Tout changement n’est pas progrès

Le poste d’assistante sociale vient d’être supprimé. L’usager, qui se présente au service, doit utiliser un interphone doté d’un synthétiseur vocal :

« Bonjour : énoncez votre problème 
-- Euhhh, en fait j’ai un problème financier… mais ça ne va pas non plus très bien dans mon couple… et puis mon logement est trop petit…
-- Je n’ai pas compris votre problème : si vous rencontrez des difficultés financières, tapez 1 ; si vous subissez une souffrance au travail, tapez 2 ; si vous vivez une crise dans votre couple, tapez 3 ; si vous avez un souci de logement, tapez 4, si vous ressentez une anxiété psychologique, tapez 5 ; si vous avez un autre problème, tapez 6 …
-- euhhh, je tape 6
-- je vous mets en communication avec un conseiller
(musique d’attente)
-- (même voix synthétique) Bonjour : énoncez votre problème 
 (silence stupéfait)
--Vous avez dépassé le temps de réponse : veuillez renouveler votre appel. » 

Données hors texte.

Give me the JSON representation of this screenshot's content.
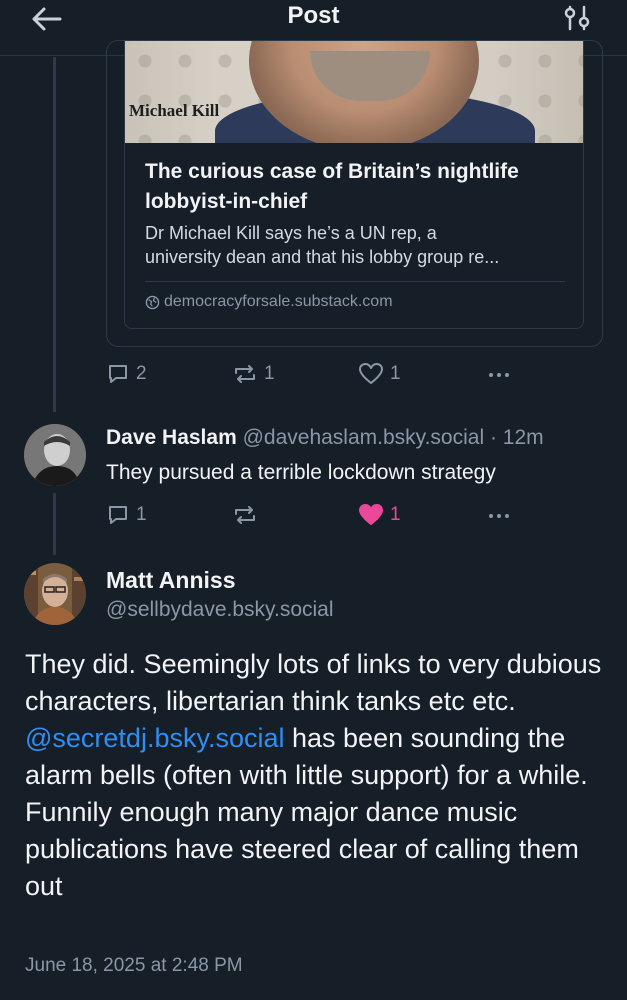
{
  "header": {
    "title": "Post",
    "back_icon": "arrow-left-icon",
    "settings_icon": "sliders-icon"
  },
  "link_card": {
    "image_caption": "Michael Kill",
    "title_line1": "The curious case of Britain’s nightlife",
    "title_line2": "lobbyist-in-chief",
    "desc_line1": "Dr Michael Kill says he’s a UN rep, a",
    "desc_line2": "university dean and that his lobby group re...",
    "domain": "democracyforsale.substack.com"
  },
  "quoted_post_actions": {
    "replies": "2",
    "reposts": "1",
    "likes": "1",
    "liked": false
  },
  "reply": {
    "name": "Dave Haslam",
    "handle": "@davehaslam.bsky.social",
    "time": "· 12m",
    "text": "They pursued a terrible lockdown strategy",
    "replies": "1",
    "reposts": "",
    "likes": "1",
    "liked": true,
    "like_color": "#ec4899"
  },
  "main_post": {
    "name": "Matt Anniss",
    "handle": "@sellbydave.bsky.social",
    "text_before": "They did. Seemingly lots of links to very dubious characters, libertarian think tanks etc etc. ",
    "mention": "@secretdj.bsky.social",
    "text_after": " has been sounding the alarm bells (often with little support) for a while. Funnily enough many major dance music publications have steered clear of calling them out",
    "timestamp": "June 18, 2025 at 2:48 PM"
  },
  "colors": {
    "background": "#161e27",
    "accent": "#2f8ef4",
    "muted": "#8b97a6"
  }
}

Cette fable, imaginée par les assistantes sociales du travail du ministère de la défense en formation continue, symbolise bien la problématique des mutations contemporaines. On nous les présente comme une plus-value, toute opposition étant aussitôt qualifiée de « résistance au changement » et assimilée à de l’immobilisme. Certes, contester toute variation de ses habitudes de travail n’est pas légitime en soi. Mais, à l’inverse, toute innovation n’est pas, par essence, bénéfique et les craintes face aux conséquences jugées néfastes toujours passéistes. Michel Onfray illustre cette polysémie sémantique par une métaphore : face au cancer qui progresse, on préfère conserver la santé. La soi-disant modernité de certaines rénovations s’avère parfois être un dévoiement impulsé par la seule volonté d’alignement sur les lois du marché. Si l’on ne peut valider toute hostilité face à la moindre évolution, il n’est pas question de sacrifier nos valeurs sur l’autel d’adaptations prétendument indispensables et inéluctables… qui mènent à une régression.